“Fascisti di merda!”, “Morite!”, “Bastardi!”. Queste sono le cose più carine e riferibili che le manifestati (fra esse anche qualche uom*, a dire il vero) hanno gridato durante l’assalto contro la sede romana di Pro Vita e Famiglia durante le manifestazioni femministe del 25 novembre.
A stento trattenute da un cordone di carabinieri, le femministe, secondo quanto riferito dai canali della ONLUS, hanno sfasciato le vetrine, lordato con scritte minatorie le serrande e cercato di incendiare la sede gettando dentro fumogeni accesi dopo aver sollevato gli avvolgibili.
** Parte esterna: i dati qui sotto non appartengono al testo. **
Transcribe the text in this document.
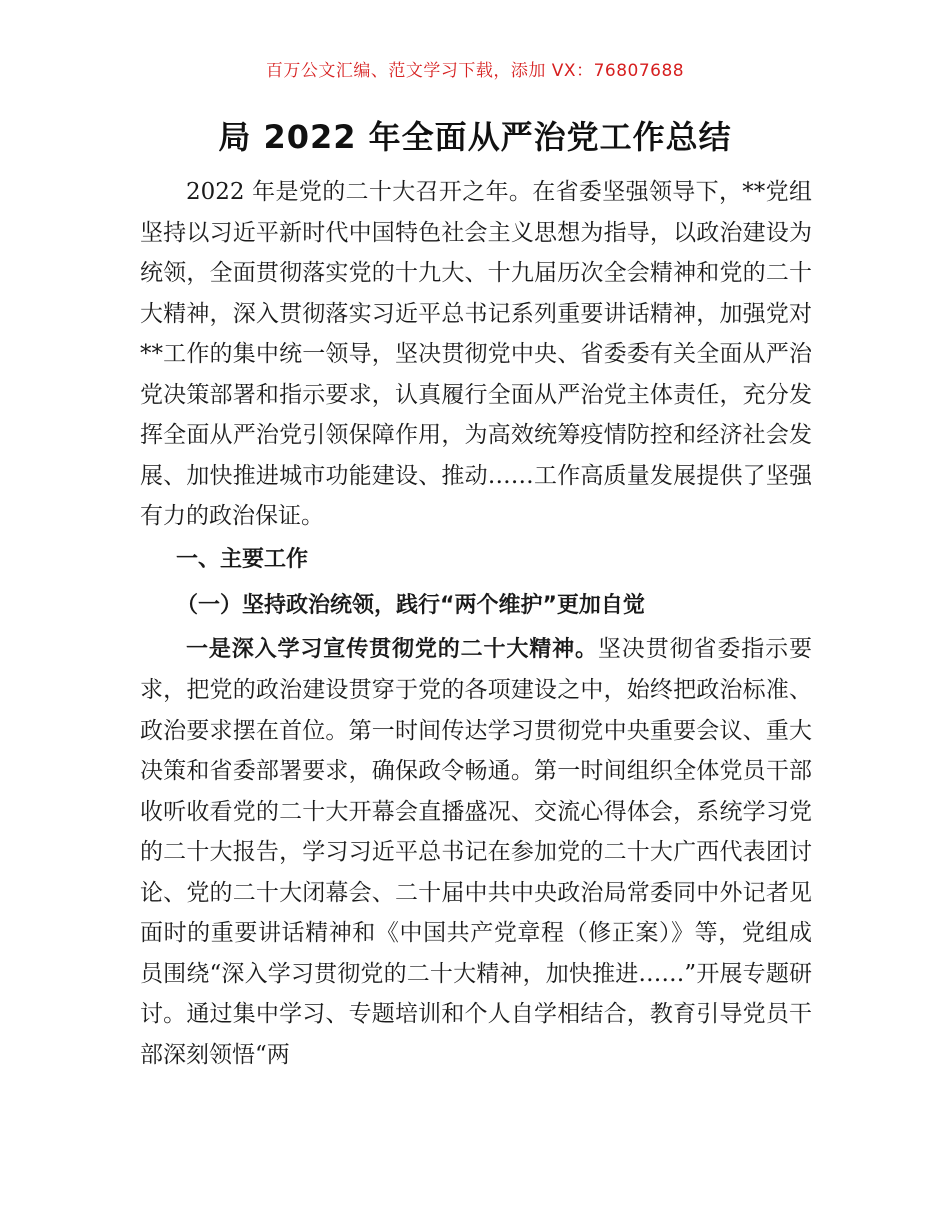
百万公文汇编、范文学习下载，添加 VX：76807688
局 2022 年全面从严治党工作总结

2022 年是党的二十大召开之年。在省委坚强领导下，**党组坚持以习近平新时代中国特色社会主义思想为指导，以政治建设为统领，全面贯彻落实党的十九大、十九届历次全会精神和党的二十大精神，深入贯彻落实习近平总书记系列重要讲话精神，加强党对**工作的集中统一领导，坚决贯彻党中央、省委委有关全面从严治党决策部署和指示要求，认真履行全面从严治党主体责任，充分发挥全面从严治党引领保障作用，为高效统筹疫情防控和经济社会发展、加快推进城市功能建设、推动……工作高质量发展提供了坚强有力的政治保证。

一、主要工作

（一）坚持政治统领，践行“两个维护”更加自觉

一是深入学习宣传贯彻党的二十大精神。坚决贯彻省委指示要求，把党的政治建设贯穿于党的各项建设之中，始终把政治标准、政治要求摆在首位。第一时间传达学习贯彻党中央重要会议、重大决策和省委部署要求，确保政令畅通。第一时间组织全体党员干部收听收看党的二十大开幕会直播盛况、交流心得体会，系统学习党的二十大报告，学习习近平总书记在参加党的二十大广西代表团讨论、党的二十大闭幕会、二十届中共中央政治局常委同中外记者见面时的重要讲话精神和《中国共产党章程（修正案）》等，党组成员围绕“深入学习贯彻党的二十大精神，加快推进……”开展专题研讨。通过集中学习、专题培训和个人自学相结合，教育引导党员干部深刻领悟“两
Fumogeni lanciati anche contro gli stessi carabinieri e contro chi stava filmando il fattaccio, minacciandolo con “non riprendere! non riprendere!”. Intanto però occorre rimarcare che molti media (da “RomaToday” alla blasonata ANSA) nei loro titoli hanno dato più risalto al presunto ferimento delle manifestanti che non ai comprovati danneggiamenti contro la sede di Pro Vita.
Peraltro va rilevato che l’azione vandalica – con le scritte sui muri – è stata platealmente rivendicata dalle femministe nello stesso comunicato in cui lamentavano le “manganellate” delle forze dell’ordine, segno che oramai siamo a un passo dal “ammazzare uno che non la pensa come noi non è reato”. Cosa che peraltro emerge chiaramente dagli slogan gridati dalle vandale e dai loro supporter maschi – “le sedi di provita si chiudono col fuoco, ma coi provita dentro sennò è troppo poco” – dai social femministi, dove le notizie di cronaca che riguardano uomini uccisi o feriti da donne vengono accolte con commenti al limite dell’apologia di reato.
Evidentemente lo slogan gridato dalle esagitate wokeiste e dai loro “cavalieri bianchi” in questi giorni – “brucia tutto” – ha fatto presa fra gli elementi più isterici del movimento fucsia, che nella miglior tradizione del femminismo di quarta generazione (o transfemminismo intersezionalista, il più puro distillato dell’ideologia decostruzionista, genderista, CRT e figlia prediletta del marxismo culturale) hanno deciso di rinnovare il rito dell’assalto alla sede dell’associazione cattolica che da anni lotta contro l’aborto e il degrado dell’istituto della famiglia.
Quest’anno, con le spalle coperte dal recente caso della morte di Giulia Cecchettin che è riuscito a mettere allineati e coperti alla narrazione femminista e misantropa la stragrande maggioranza degli opinion maker e dei decisori politici, le organizzazioni femministe hanno alzato il tiro e tentato il rogo della sede “nemica”. Il tutto aggredendo a spintoni anche i carabinieri evidentemente comandati a non reagire e a far semplice muro umano per evitare il peggio.
Non una parola di scusa sui social del movimento “Non una di meno” che ha animato la manifestazione fucsia di venerdì 25. Nel profluvio di odio anti-maschile e di parole storpiate con la schwa finale, nessuna delle organizzatrici ha ritenuto di dover prendere le distanze da un episodio di evidente squadrismo e brutale violenza antidemocratica.
Finora poche le voci di politici italiani che si sono alzate per biasimare questo episodio: Matteo Salvini, leader della Lega, Carlo Fidanza, europarlamentare di FDI, Alessandro Amorese e Grazia Di Maggio, deputati FdI, fra queste.